Langarica was charged with various crimes, including second degree sexual assault, but was offered a deal to plead to fourth degree sexual assault. He wouldn’t plead to any crime that would require him to register as a sex offender, and after researching the question his attorney assured him a fourth degree sexual assault wouldn’t require him to register—under Wisconsin law. He took the deal, but later moved to withdraw his plea, alleging it was based on a misunderstanding about whether the conviction would require him to register as a sex offender in Illinois. (¶¶2-4, 11-12).
Under State v. Brown, 2004 WI App 179, ¶¶8, 13, 276 Wis. 2d 559, 687 N.W.2d 543, a defendant may withdraw a plea that was based on a misunderstanding of the collateral consequences of the conviction if the misunderstanding was not the product of the defendant’s own inaccurate interpretation, but was based on affirmative, incorrect statements by the defendant’s lawyer.
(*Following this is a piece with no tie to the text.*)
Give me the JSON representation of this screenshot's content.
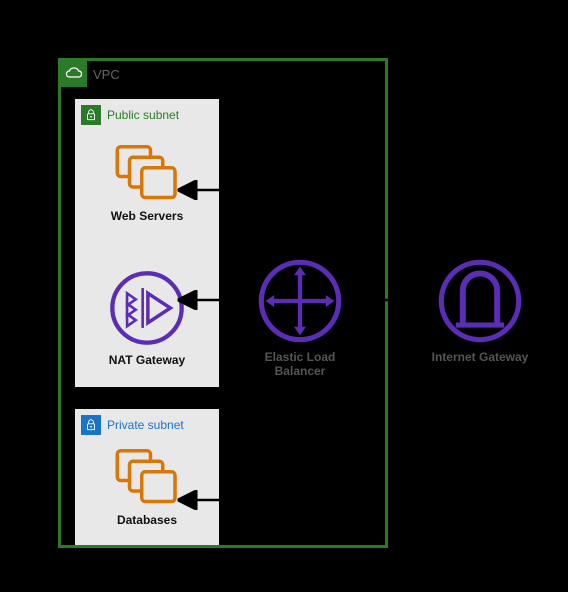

In this case trial counsel understood that sex offender registration was “a deal breaker” for Langarica, so he advised him about the consequences under Wisconsin law; but he didn’t recall telling Langarica about what might happen in Illinois, as he is not licensed in Illinois. (¶11). For his part, Langarica testified that trial counsel “never said anything that … would make [him] worry that it was a different law in Illinois.” (¶12). This isn’t enough to show that Langarica’s misunderstanding was based on incorrect information from his lawyer:
¶13 Langarica does not allege that his trial counsel gave him incorrect information as to Illinois law on sex offender registration. Langarica alleges only that trial counsel did not give him any information as to Illinois law. Nothing in the record suggests that Langarica ever asked his trial counsel about sex offender registration requirements under Illinois law, and nothing in the letter from trial counsel to Langarica suggested that Langarica would not be required to register as a sex offender under Illinois law. Thus, contrary to Langarica’s contention, the facts here are not comparable to those in Brown, where affirmative, incorrect statements misinformed the defendant.
So trial counsel knew that sex offender registration was a “deal breaker” for Langarica. And, according to Langarica’s brief (at 8), trial counsel knew Langarica was an Illinois resident. In light of that knowledge, and given the lack of evidence that trial counsel affirmatively misinformed Langarica, maybe the issue is whether trial counsel was ineffective for failing to either: (a) do some research to determine whether Langarica would have to register under Illinois law; or (b) at least advise Langarica that Wisconsin law isn’t necessarily the same as Illinois law, and that he might indeed have to “worry” about registering in Illinois.